La obra que se exhibe actualmente en el teatro Camilo Henríquez, es valorable en el sentido de tratar temas respecto a nuestra idiosincrasia y mostrar cómo están instalados ciertos discursos en nuestro ADN.

Por Vale Capilla.

Noche Mapuche2WEB

“El teatro es crisis. Esa es en realidad la definición de teatro (debería serlo). Solo puede funcionar como crisis y en crisis” –  Heiner Müller.

Bajo un frío deambular aterrizo rápidamente en el metro Moneda. Al costado se encuentra uno de los teatros más emblemáticos de Santiago: Teatro Camilo Henríquez. Atestado de personas a la entrada, cuesta un poco escabullirse al interior. Antes de ingresar a la sala, nos recibe la directora artística del teatro: Paulina Urrutia.

La anfitriona, con amabilidad y energía nos invita al estreno de la obra dramática Noche Mapuche escrita y dirigida por Marcelo Leonart, y puesta en escena por la compañía La pieza oscura. No es extraño que esta obra se muestre en el teatro del Círculo de periodistas de Santiago debido a la temática tratada: la significación que adquiere la cultura mapuche en la actualidad y la valoración de los pueblos originarios. El tema es de importancia en los medios de comunicación.

El montaje se inicia con una velada familiar del barrio alto que sufre un extraño vuelco. El conflicto va transitando desde el festín hacia una degradación expansiva de los personajes. En consecuencia, esta familia típicamente clasista y xenófoba va deslizándose en un laberinto onírico, donde los relatos de sus participantes manifiestan las deplorables ideologías que tienen sobre los pueblos originarios y las clases sociales.

A través de una comedia negra, los personajes manifiestan un discurso político-social imperante en Chile por parte de los círculos privilegiados. Sin embargo, a ratos es desagradable la exacerbación de los gestos y la verborrea de estos ya que lamentablemente se cae en estereotipos y lugares comunes. Esto último tiene que ver respecto a los fundamentos de nuestra élite, la policía y las culturas indígenas.
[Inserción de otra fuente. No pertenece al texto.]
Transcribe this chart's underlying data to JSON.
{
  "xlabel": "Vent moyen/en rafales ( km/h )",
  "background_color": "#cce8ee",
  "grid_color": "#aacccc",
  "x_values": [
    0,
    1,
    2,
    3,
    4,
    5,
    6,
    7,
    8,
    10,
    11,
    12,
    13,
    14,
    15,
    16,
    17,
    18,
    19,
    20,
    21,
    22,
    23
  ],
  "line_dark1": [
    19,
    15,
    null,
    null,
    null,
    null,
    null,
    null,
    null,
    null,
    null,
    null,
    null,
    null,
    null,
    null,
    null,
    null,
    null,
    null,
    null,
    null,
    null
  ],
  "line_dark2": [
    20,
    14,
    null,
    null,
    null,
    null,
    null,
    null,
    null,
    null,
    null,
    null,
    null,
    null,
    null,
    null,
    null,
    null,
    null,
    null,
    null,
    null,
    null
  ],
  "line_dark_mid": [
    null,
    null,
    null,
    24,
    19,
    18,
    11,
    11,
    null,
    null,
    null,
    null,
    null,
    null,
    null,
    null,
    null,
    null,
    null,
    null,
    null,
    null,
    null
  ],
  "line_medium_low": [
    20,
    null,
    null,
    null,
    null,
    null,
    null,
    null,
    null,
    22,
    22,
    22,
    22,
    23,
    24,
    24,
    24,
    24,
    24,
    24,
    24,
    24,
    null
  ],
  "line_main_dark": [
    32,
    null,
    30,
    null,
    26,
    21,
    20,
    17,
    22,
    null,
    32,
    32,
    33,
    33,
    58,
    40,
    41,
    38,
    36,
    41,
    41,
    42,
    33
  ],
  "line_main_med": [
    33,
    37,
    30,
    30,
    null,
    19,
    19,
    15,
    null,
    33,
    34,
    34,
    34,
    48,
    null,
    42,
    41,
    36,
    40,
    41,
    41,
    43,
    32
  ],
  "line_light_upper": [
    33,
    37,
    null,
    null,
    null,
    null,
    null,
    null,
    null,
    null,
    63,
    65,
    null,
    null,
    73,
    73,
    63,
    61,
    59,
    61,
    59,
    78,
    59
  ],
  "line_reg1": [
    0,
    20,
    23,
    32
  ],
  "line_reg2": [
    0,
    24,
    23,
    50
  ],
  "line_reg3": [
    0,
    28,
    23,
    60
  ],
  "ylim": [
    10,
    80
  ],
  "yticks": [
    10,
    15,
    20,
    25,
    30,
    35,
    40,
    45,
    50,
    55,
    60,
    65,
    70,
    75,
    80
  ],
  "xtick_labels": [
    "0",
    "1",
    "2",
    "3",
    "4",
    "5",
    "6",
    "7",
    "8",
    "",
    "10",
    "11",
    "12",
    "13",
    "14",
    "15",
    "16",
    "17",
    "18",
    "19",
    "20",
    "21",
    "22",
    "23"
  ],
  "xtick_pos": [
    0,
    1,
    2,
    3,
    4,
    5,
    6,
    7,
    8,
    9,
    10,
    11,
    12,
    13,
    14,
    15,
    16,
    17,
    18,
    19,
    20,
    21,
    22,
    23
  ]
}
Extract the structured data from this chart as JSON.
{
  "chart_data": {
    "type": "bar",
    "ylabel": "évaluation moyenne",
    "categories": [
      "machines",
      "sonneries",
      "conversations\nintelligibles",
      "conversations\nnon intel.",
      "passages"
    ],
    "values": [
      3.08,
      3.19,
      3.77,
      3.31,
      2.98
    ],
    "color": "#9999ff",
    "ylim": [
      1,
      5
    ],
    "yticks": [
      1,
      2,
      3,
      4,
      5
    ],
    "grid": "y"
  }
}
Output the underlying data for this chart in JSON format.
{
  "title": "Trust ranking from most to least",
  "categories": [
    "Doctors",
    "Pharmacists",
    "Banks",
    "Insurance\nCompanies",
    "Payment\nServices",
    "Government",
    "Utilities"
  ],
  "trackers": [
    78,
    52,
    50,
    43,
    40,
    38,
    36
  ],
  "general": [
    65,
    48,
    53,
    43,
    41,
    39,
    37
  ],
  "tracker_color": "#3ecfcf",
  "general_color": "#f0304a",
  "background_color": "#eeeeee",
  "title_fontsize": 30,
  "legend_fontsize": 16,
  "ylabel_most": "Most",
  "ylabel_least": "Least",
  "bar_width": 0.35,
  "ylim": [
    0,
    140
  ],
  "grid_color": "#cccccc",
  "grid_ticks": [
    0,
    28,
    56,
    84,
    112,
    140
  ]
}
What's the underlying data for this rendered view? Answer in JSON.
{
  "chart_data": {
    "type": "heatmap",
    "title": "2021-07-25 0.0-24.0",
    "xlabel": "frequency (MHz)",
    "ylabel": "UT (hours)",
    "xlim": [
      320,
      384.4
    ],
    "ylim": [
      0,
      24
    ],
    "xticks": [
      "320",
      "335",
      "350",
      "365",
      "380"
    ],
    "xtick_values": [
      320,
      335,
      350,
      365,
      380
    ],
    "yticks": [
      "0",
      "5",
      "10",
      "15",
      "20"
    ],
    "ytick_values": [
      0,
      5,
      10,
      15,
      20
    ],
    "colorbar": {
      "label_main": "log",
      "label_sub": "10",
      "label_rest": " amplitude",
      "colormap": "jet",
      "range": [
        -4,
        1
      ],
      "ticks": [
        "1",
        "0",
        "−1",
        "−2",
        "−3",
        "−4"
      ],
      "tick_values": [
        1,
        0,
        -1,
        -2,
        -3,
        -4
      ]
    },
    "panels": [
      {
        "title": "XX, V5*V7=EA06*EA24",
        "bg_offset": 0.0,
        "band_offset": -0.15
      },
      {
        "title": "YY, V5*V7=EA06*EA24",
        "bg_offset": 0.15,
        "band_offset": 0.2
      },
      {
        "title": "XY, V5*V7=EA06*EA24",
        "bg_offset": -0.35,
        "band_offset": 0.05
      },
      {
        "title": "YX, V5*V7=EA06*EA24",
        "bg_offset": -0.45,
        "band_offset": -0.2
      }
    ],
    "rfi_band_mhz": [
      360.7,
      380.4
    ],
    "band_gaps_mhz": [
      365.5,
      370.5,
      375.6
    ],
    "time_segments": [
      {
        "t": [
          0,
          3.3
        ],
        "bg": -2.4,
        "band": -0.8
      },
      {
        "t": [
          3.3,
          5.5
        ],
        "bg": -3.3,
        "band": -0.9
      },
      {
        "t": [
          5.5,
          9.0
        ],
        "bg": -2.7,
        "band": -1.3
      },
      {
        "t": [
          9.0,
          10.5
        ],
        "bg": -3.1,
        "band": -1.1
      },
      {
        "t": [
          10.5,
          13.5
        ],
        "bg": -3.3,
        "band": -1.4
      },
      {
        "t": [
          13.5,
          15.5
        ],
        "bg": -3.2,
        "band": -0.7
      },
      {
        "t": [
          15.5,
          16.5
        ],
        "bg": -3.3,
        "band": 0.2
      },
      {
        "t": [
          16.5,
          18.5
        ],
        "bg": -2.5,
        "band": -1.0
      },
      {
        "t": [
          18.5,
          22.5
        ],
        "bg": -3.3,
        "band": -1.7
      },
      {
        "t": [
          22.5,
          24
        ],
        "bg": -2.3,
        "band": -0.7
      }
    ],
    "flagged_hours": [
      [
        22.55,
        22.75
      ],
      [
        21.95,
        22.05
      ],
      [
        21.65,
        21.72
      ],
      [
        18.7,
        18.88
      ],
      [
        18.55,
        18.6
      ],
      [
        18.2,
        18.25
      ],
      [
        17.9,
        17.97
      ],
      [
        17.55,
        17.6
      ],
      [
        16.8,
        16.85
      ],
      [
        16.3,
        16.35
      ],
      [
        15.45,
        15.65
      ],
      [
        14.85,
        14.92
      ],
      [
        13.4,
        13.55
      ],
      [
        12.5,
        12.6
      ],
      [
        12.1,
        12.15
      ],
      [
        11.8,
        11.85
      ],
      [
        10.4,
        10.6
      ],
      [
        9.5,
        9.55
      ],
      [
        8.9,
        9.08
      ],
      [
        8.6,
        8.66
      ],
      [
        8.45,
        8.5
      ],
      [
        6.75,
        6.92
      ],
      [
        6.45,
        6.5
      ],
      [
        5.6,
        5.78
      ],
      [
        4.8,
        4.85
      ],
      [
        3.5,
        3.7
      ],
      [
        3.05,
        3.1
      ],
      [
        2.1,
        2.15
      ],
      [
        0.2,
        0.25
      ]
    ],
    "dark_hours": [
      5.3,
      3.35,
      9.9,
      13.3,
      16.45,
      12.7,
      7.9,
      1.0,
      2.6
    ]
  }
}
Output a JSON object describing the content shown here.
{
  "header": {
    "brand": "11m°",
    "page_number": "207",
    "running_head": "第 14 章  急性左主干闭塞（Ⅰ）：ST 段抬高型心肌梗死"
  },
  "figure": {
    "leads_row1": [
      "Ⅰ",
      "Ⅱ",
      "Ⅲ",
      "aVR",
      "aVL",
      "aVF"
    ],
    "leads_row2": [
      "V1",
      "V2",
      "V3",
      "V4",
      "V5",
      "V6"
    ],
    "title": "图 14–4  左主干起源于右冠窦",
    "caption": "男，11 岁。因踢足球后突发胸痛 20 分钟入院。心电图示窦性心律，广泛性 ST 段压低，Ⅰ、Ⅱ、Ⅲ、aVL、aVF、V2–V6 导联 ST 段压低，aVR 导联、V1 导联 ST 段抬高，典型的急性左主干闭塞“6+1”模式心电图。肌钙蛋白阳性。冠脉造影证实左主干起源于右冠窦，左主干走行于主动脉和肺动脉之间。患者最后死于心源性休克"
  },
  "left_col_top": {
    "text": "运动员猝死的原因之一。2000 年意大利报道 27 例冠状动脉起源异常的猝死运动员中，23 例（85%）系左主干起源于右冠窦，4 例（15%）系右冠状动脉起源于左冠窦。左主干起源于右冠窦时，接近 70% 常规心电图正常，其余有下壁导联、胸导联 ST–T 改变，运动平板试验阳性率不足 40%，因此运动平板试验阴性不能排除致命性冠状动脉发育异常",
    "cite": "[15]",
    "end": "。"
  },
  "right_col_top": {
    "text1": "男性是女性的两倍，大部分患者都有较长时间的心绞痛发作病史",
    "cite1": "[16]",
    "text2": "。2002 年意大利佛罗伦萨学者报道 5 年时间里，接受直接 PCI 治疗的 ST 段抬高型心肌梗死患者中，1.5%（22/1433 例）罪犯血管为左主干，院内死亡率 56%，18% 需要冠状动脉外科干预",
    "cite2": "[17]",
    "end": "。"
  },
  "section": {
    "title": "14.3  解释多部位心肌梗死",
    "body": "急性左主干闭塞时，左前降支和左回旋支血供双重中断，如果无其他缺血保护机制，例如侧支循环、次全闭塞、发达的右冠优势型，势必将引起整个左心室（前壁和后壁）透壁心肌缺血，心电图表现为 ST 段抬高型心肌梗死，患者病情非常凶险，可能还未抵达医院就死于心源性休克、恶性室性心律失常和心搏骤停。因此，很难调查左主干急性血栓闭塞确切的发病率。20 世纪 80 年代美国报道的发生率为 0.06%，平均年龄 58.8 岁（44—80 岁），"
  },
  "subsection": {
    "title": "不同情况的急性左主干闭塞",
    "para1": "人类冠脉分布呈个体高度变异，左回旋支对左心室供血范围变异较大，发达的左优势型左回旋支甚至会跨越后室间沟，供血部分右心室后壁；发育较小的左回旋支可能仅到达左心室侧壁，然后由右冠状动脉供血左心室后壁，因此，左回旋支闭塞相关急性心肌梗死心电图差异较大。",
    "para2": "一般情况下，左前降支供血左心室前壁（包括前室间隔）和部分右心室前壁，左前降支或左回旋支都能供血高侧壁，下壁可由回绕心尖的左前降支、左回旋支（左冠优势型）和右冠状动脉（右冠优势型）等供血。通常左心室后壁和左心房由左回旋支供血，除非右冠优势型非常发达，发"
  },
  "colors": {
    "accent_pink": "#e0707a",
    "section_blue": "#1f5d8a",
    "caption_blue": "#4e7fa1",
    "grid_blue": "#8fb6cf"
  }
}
La propuesta escénica es valorable en el sentido de tratar temas respecto a nuestra idiosincrasia y mostrar cómo están instalados ciertos discursos en nuestro ADN. Sin embargo, cabe señalar que el conflicto se condiciona al abuso de poder de ciertas minorías étnicas, políticas y sociales de nuestro país.

Para finalizar, la alegoría expuesta a través de la familia alemana y pituca resulta poco novedosa. El teatro está invadido de burguesía y representaciones de ese estilo. Por otro lado, hubo momentos demasiado literales en la obra, sabemos que esta obra tiende a la denuncia social, pero hubiese sido más atractivo dejar algunas huellas para que el espectador sagazmente decodificara aquellos mensajes. Resulta demasiado sospechoso que el teatro te grite todas las verdades. A las tablas debemos repletarlas de exorcismos, debemos hostigar a los espectadores no de conclusiones sino de dudas, de macabros cuestionamientos, debemos marearnos de discursos, cruelmente caer hacia al escenario sin pensar, vomitar si es necesario y no parar.